Discussing the difference between a sole proprietorship and an LLC brings us to the sharp outlook on what limited liability company actually entails. A limited liability company is the United States-specific form of a private limited company.
It can be referred to as a business structure that can combine the pass-through taxation of a partnership or sole proprietorship with the limited liability of a corporation. It is however not a corporation under state law but a legal form of a company that provides limited liability to its owners in many jurisdictions.
There is no doubt about the fact that it is a hybrid legal entity having certain characteristics of both a corporation and a partnership or sole proprietorship (depending on how many owners there are). You can also say it is a type of unincorporated association, distinct from a corporation.
The primary characteristic an LLC shares with a corporation is limited liability, and the primary characteristic it shares with a partnership is the availability of pass-through income taxation. As a business entity, an LLC is often more flexible than a corporation and may be well-suited for companies with a single owner
Limited liability companies are well known for the flexibility that they provide to business owners; depending on the situation, an LLC may elect to use corporate tax rules instead of being treated as a partnership, and, under certain circumstances, LLCs may be organized as not-for-profit.
Also. in some states around the world, businesses that provide professional services requiring a state professional license, such as legal or medical services, may not be allowed to form an LLC but may be required to form a similar entity called a professional limited liability company (PLLC).
Read Also: Benefits of Sole Proprietorship in Canada
Having intimated you with what an LLC is, it is certain that you have wondering what difference exactly distinguishes each of this terms from the other. Well, in this content, you deserve to know that there is a, if not many, difference between a sole proprietorship and an LLC. Check the info provided below:
Ownership Opportunities
Conceptually, sole proprietors have full control over the business, including how the company uses its proceeds. In a sole proprietorship, there are no other businesses or individuals to share business ideas with. The sole proprietor alone will have to make every decision regarding how to operate the company, and use the company’s resources.
LLCs with more than one owner have other members and managers to provide input regarding how to manage the business. In addition, owners of an LLC can choose to hire outside individuals to manage the company, as opposed to handling the company’s day-to-day affairs.
Credit and Loans
If your business has overhead that you need to pay for with a line of credit or a loan, an LLC will be more credible and less risky to a lender than a sole proprietorship. The LLC can sometimes offer an ownership interest in the business as collateral, in exchange for financing. A sole proprietor cannot offer ownership of the business to another person or entity because it would no longer be a sole proprietorship.
Business Status
A sole proprietorship will typically cease to exist if the owner decides to sell the business, or if they pass away before doing so.

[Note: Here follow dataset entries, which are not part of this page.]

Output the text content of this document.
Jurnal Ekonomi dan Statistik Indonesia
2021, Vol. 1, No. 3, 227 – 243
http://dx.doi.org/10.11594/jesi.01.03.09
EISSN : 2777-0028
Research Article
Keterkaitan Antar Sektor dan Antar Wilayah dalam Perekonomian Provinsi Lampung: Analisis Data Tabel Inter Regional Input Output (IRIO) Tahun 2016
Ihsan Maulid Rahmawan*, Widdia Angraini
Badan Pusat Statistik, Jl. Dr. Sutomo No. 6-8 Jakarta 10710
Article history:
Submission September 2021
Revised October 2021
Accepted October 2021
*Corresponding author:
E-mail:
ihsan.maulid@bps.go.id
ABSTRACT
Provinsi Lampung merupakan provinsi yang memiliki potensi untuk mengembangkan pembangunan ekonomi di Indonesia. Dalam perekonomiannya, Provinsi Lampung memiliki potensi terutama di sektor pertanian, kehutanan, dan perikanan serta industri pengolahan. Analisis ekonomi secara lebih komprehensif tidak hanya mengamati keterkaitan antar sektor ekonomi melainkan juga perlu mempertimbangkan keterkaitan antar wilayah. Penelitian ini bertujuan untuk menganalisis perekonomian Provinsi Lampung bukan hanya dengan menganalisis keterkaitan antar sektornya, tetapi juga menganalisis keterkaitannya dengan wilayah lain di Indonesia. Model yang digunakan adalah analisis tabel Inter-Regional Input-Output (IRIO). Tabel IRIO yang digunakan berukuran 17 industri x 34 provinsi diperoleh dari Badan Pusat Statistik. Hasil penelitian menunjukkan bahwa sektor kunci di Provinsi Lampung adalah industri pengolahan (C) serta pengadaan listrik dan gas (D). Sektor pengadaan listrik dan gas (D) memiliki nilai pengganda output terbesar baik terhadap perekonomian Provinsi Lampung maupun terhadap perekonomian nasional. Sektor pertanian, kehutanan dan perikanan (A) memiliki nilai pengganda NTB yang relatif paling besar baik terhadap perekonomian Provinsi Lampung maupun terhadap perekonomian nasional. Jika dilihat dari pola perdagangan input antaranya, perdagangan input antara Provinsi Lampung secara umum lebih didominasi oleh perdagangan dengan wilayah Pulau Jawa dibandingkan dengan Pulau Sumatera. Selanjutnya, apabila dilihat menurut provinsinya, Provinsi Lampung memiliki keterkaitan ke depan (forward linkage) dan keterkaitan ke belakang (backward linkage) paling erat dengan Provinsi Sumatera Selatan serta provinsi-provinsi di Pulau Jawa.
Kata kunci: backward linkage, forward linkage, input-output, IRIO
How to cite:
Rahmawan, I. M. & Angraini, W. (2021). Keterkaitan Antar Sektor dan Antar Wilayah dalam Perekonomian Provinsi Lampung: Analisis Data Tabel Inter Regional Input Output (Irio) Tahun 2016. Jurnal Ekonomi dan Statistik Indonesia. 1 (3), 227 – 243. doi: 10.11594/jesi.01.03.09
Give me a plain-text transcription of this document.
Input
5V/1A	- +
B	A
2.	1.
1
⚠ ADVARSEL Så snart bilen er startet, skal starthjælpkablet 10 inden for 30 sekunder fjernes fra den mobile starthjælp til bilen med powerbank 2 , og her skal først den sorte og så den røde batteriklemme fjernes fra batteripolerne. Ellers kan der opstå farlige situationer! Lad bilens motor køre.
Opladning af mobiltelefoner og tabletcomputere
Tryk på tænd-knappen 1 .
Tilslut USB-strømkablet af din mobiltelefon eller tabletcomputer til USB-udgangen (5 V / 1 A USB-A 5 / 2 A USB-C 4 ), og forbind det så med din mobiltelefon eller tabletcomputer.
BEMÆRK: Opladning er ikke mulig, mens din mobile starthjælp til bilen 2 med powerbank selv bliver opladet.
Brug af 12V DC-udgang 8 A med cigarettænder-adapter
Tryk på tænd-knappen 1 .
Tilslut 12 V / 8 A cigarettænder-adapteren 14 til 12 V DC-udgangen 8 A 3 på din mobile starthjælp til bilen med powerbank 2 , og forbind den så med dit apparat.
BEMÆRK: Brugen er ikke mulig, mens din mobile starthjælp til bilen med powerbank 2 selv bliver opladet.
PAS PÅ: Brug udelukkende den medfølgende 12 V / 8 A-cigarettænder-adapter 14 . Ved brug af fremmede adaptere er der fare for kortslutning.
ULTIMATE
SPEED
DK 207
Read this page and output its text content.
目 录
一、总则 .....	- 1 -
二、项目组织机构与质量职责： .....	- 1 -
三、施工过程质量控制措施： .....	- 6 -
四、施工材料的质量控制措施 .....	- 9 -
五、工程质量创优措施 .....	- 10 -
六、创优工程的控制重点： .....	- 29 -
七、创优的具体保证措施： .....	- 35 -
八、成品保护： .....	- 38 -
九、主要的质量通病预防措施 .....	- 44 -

An LLC can continue with an operating agreement to protect the assets of the business.
Raising Capital
Sole proprietorships have more difficulty raising money than an LLC. For starters, a sole proprietorship may be viewed as having less credibility, since the business owner did not take the time or pay the expense to incorporate or form an LLC. Lack of credibility makes it harder for a sole proprietorship to get loans, and could force the business owner to rely on business assets and personal credit history to raise funds for the business.
LLCs may offer ownership interest in the business in exchange for money which will help finance the company’s expansion. When a sole proprietor offers ownership in the business to another business or person, the company will no longer be treated as a sole proprietorship.
Tax Payment
For tax purposes, a single-member LLC and a sole proprietorship both pay their taxes as pass-through entities, with the owner reporting their business income on a Schedule C form with their tax return. The proprietor can deduct allowable business expenses from this form. These tax benefits would be deducted from the owner’s net income, which is taxed at the owner’s personal income tax rate.
An LLC with one owner would be taxed the same as a sole proprietorship. If an LLC has more than one owner, the LLC must file a business tax return with the IRS and will likely have to file one with their state tax authority. Each owner will have to report their own share of business income from the LLC by attaching a Schedule K-1 form to their personal income tax returns.
Lasting Business Legacy
An LLC may exist forever, regardless of who the manager or members of the company are. A sole proprietorship will cease to exist when a business owner dies, retires or decides to sell the business. LLCs may have an operating agreement that indicates provisions for continuing the company in the event of a member’s death, withdrawal or retirement.